« On me demande souvent d’où vient mon intérêt puissant, comme sociologue, pour les croyances collectives. Cette passion prend ses racines secrètes dans mon adolescence. Pendant une dizaine d’années, j’ai été un croyant fiévreux et presque fanatique. Nous sommes dans les années 1980, j’ai quinze ans et je crois que Nancy est le centre de monde. Le plus grand événement de tous les temps s’y prépare. Autour de cette prophétie, une soixantaine de jeunes, souvent issus de milieux modestes, comme moi, vont former une horde qui scrute l’avènement de l’apocalypse. C’est cette épopée que je livre aujourd’hui, plus amusante que tragique… Aujourd’hui seulement parce qu’il m’a fallu du temps pour y revenir. Il y a des histoires que vous portez non en secret mais qui ne peuvent être racontées car elles sont encore trop vertes. Ici, l’histoire d’une radicalisation et d’un long processus de désengagement, qui ont fait de moi le rationaliste que je suis devenu. Loin de renier cette époque, je conserve pour elle une immense tendresse et la leçon essentielle que l’on peut croire à des choses folles sans être fou soi-même. Ambitieux, je caresse même l’espoir que ce récit d’initiation adolescente aidera à comprendre comment on devient un fanatique et comment on cesse de l’être – tout en continuant à aimer la vie, ses forces, ses signes et ses possibilités. Plus ambitieux peut-être encore, j’imagine que ce récit a une portée universelle : derrière l’épopée se dissimulent des questions existentielles, sociales métaphysiques, qui nous taraudent tous. »G.B.

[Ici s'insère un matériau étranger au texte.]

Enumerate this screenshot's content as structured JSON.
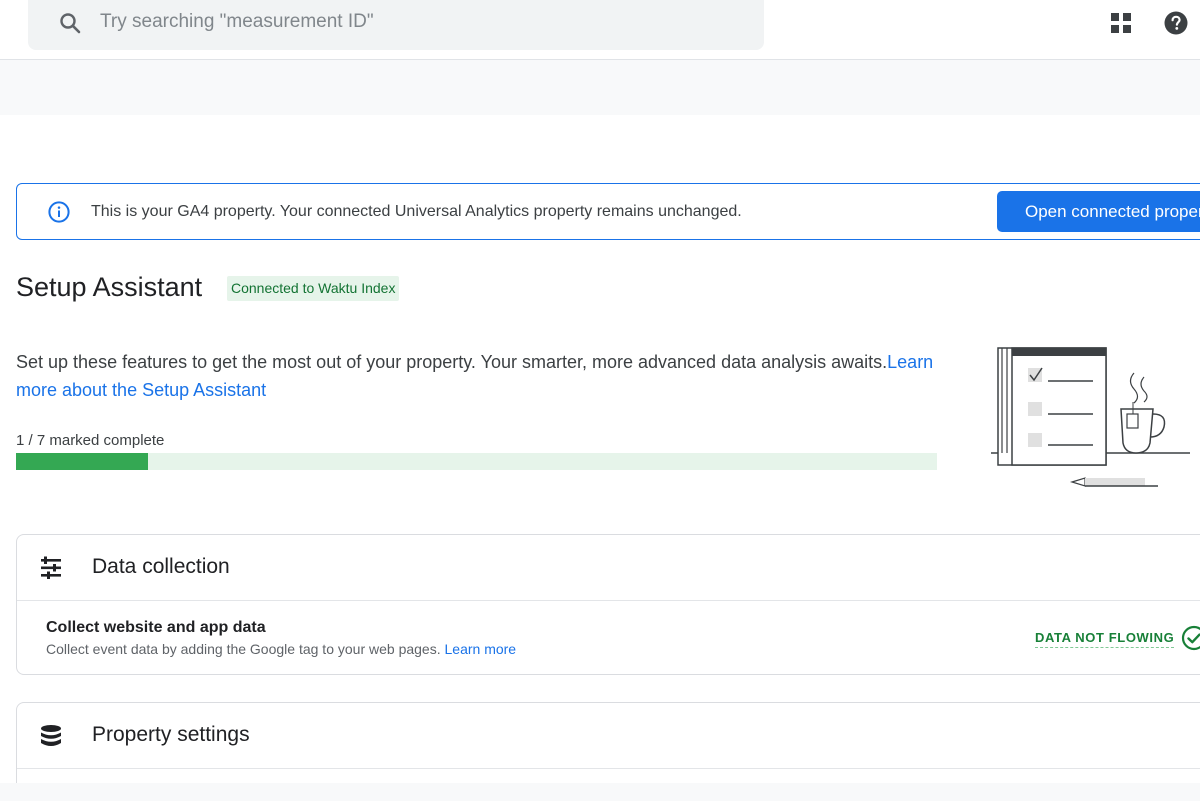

Gérald Bronner est un sociologue reconnu, il s’est même récemment vu confier une mission par l’Élysée connue sous le nom Les Lumières à l’ère numérique – ou plus prosaïquement commission Bronner. Dans ce livre, il revient sur sa jeunesse à Nancy. Enfant de la classe populaire, il a frôlé la délinquance avant d’être détourné de ce chemin et guidé vers des mondes mystérieux par un oncle taciturne qui ne sortait jamais de son appartement rempli de livres. Cette initiation a donné lieu à la formation du C.E.R.F., le rétroacronyme – puisqu’il a un double sens – de “Chercheurs En Réalisme Fantastique” qui réunissait tout ce que la ville de Nancy comptait d’enthousiastes pour la féérie, le mystère, le caché, en somme tout ce qui n’était pas la vie plate et ennuyeuse. Le Seigneur des anneaux et Le Matin des magiciens – sous-titré Introduction au réalisme fantastique – étaient leurs livres de chevet.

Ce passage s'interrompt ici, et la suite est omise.